Ardette deflates, and she can't even look at him. Cross' tears are bitter and grotesque, and she cannot fathom them. He never felt pain, he never felt guilt, why start now? Well... Ardette walks back a few steps (it's more of a measured stagger), and leans back against the sill of her observation window. Why not start now, when his face has been thoroughly introduced to her bookcase for the second time in his life? She drapes her arms over the ledge and looks down. "Go home to your son," she says quietly, and only has the energy to raise a single finger at him. "And stay away from me."


That subtle smack of lips that signals words to come, and of course they do. Admittedly, a little late. "Nur..." he almost-gestures with one loose hand and shells himself up in his vibe. The relief is almost instantaneous, washing over, practically mocking everything he was experiencing seconds before. He breathes, hoping she's seeing this. He was afraid of the emotional aspect that he'd only begun to acknowledge recently, and now he was hoping she would catch on to what that implies. He picks the blur off the ground and the world comes back into focus, his eyes still red-rimmed but flecked with maybe a little more of that ugly amber than before. She should know he never took making himself vulnerable like that lightly. Not publicly. And he will still do that to prove a point. "Thank you for telling me." He heads to the door. Sorry wasn't good enough.


Ardette doesn't look up, not when she sees the glow of his vibe, not when he grunts, finally picking himself up off the floor, and not when he thanks her. Because to see him battered and wretched is like letting him win a little. Seeing him battered and wretched will take this away from her, that brittle, ugly, righteous armor, built up over years of knowing she's been wronged. She takes a deep breath, and then sighs it out shakily. Another deep breath, another exhale, a little smoother. Another inhale, and when she exhales, her sigh is like a benign breeze that straightens the picture frames on the walls and makes the books on the floor twitch. "Lock the door on your way out, would you?" she says, staring at the books on the ground.

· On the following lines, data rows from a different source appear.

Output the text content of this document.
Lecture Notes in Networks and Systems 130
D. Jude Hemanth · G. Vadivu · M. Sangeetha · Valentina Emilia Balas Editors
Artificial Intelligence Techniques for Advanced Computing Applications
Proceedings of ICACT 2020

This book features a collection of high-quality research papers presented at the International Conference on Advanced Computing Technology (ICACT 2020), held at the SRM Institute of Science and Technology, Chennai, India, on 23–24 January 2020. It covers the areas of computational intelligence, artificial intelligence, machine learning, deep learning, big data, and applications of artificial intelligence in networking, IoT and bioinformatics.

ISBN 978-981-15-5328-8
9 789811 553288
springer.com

Cross nods quietly, feeling oddly invisible for a faction member. He was nobody to even nobodies, not allowed to comfort her (he's the problem). And you know what? He felt too distant to feel anything negative - hell, he felt good (that's wrong, that's cheating). This was just another day (until I have to sleep). "Of course." He carries the words with too much soft, submissive calm to imply any sarcasm. He makes quite sure the door is indeed locked once outdoors, back in the cold. The metal would be almost painful to bare fingers, so much colder out now that the sun's dropped below the ocean. He needed time to recover from what the hell just happened. He could always put it off. He had all the vibe in the world to wait.